Cloudflare’s traffic-filtering Gateway service is meant to protect browsers from accessing malware-ridden sites or obvious scams. Until this week, it also let customers filter out sites hosting queer content—a feature the company blamed on one of its third-party partners.
Aside from giving customers the chance to restrict access to particular sites associated with, say, spyware or spam, Cloudflare also gives customers the option to block sites in particular categories, like “gambling,” or “violence.” While snooping through the “society and lifestyle” sites that Cloudflare could filter out, London-based technologist Henry Cole found a subcategory of blockable sites that was just labeled “LGBTQ.” Naturally, he put the company on blast.
“Swap LGBTQ for Black or any other protected characteristic, and you can see that this really doesn’t look great on you,” he tweeted, sharing a screenshot of some of the categories Gateway was giving him.
To its credit, Cloudflare agreed “That shouldn’t have been the case.

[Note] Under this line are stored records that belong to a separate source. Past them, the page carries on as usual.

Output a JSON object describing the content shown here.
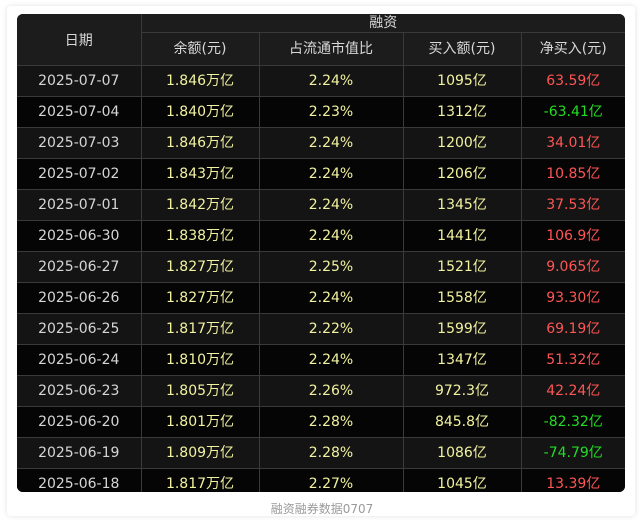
{
  "colors": {
    "table_bg": "#000000",
    "header_bg": "#1c1c1c",
    "value_yellow": "#f2f2a0",
    "positive_red": "#ff5555",
    "negative_green": "#22dd22"
  },
  "table": {
    "date_header": "日期",
    "group_header": "融资",
    "columns": [
      "余额(元)",
      "占流通市值比",
      "买入额(元)",
      "净买入(元)"
    ],
    "rows": [
      {
        "date": "2025-07-07",
        "balance": "1.846万亿",
        "ratio": "2.24%",
        "buy": "1095亿",
        "net": "63.59亿",
        "net_sign": "pos"
      },
      {
        "date": "2025-07-04",
        "balance": "1.840万亿",
        "ratio": "2.23%",
        "buy": "1312亿",
        "net": "-63.41亿",
        "net_sign": "neg"
      },
      {
        "date": "2025-07-03",
        "balance": "1.846万亿",
        "ratio": "2.24%",
        "buy": "1200亿",
        "net": "34.01亿",
        "net_sign": "pos"
      },
      {
        "date": "2025-07-02",
        "balance": "1.843万亿",
        "ratio": "2.24%",
        "buy": "1206亿",
        "net": "10.85亿",
        "net_sign": "pos"
      },
      {
        "date": "2025-07-01",
        "balance": "1.842万亿",
        "ratio": "2.24%",
        "buy": "1345亿",
        "net": "37.53亿",
        "net_sign": "pos"
      },
      {
        "date": "2025-06-30",
        "balance": "1.838万亿",
        "ratio": "2.24%",
        "buy": "1441亿",
        "net": "106.9亿",
        "net_sign": "pos"
      },
      {
        "date": "2025-06-27",
        "balance": "1.827万亿",
        "ratio": "2.25%",
        "buy": "1521亿",
        "net": "9.065亿",
        "net_sign": "pos"
      },
      {
        "date": "2025-06-26",
        "balance": "1.827万亿",
        "ratio": "2.24%",
        "buy": "1558亿",
        "net": "93.30亿",
        "net_sign": "pos"
      },
      {
        "date": "2025-06-25",
        "balance": "1.817万亿",
        "ratio": "2.22%",
        "buy": "1599亿",
        "net": "69.19亿",
        "net_sign": "pos"
      },
      {
        "date": "2025-06-24",
        "balance": "1.810万亿",
        "ratio": "2.24%",
        "buy": "1347亿",
        "net": "51.32亿",
        "net_sign": "pos"
      },
      {
        "date": "2025-06-23",
        "balance": "1.805万亿",
        "ratio": "2.26%",
        "buy": "972.3亿",
        "net": "42.24亿",
        "net_sign": "pos"
      },
      {
        "date": "2025-06-20",
        "balance": "1.801万亿",
        "ratio": "2.28%",
        "buy": "845.8亿",
        "net": "-82.32亿",
        "net_sign": "neg"
      },
      {
        "date": "2025-06-19",
        "balance": "1.809万亿",
        "ratio": "2.28%",
        "buy": "1086亿",
        "net": "-74.79亿",
        "net_sign": "neg"
      },
      {
        "date": "2025-06-18",
        "balance": "1.817万亿",
        "ratio": "2.27%",
        "buy": "1045亿",
        "net": "13.39亿",
        "net_sign": "pos"
      }
    ]
  },
  "caption": "融资融券数据0707"
}
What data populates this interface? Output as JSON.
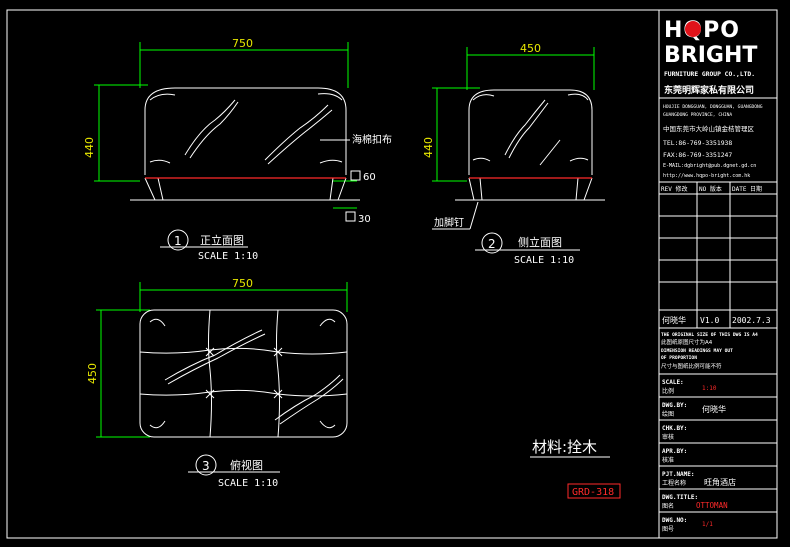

We’re removing now,” SVP Dane Knecht wrote back. When asked how that category ended up in their systems in the first place, Knecht responded that the company doesn’t “categorize sites internally,” and instead “[purchases] categorization from several external sources.”
This isn’t the first time those “external sources” ended up causing Cloudflare to inadvertently cut off access to sites dedicated to the LGBT community. About one year ago, the company rolled out a new traffic-filtering product specifically geared towards families, saying at the time that it was meant to keep kids from accidentally accessing “adult content.” As it turned out, that broad umbrella didn’t only cover sites hosting hardcore porn or educational content, but sites and services dedicated to supporting the gay community—including some that were aimed at gay and trans kids.
Again, Cloudflare quickly apologized and blamed the issue on an outside partner. “The data providers that we license content from have different categorizations. One of the providers has multiple ‘Adult Content’ categories.” the company wrote at the time.
The company went on to explain that one of these “adult content” categories mirrored the definition used by Google Safesearch, which pretty narrowly filters out explicit porn, or sites describing porn specifically. While Cloudflare initially intended to use this filter as part of their Families product, the company inadvertently chose a different “adult content” category that used a more liberal definition—blocking LGBT-related sites in the process.
“Going forward, we’ve set up a number of checks of known sites that should fall outside the intended categories, including many that we mistakenly listed today,” the company wrote. “We hope this will help catch mistakes like this in the future.”
Evidently, there’s still a ways to go. Cloudflare didn’t respond to a request for comment about what kind of third-party sources it was using, or whether this latest debacle will get the company to reconsider those partnerships moving forward. Considering the kind of stuff that does get through its filters, it’s certainly interesting seeing Cloudflare actually censoring things, for once.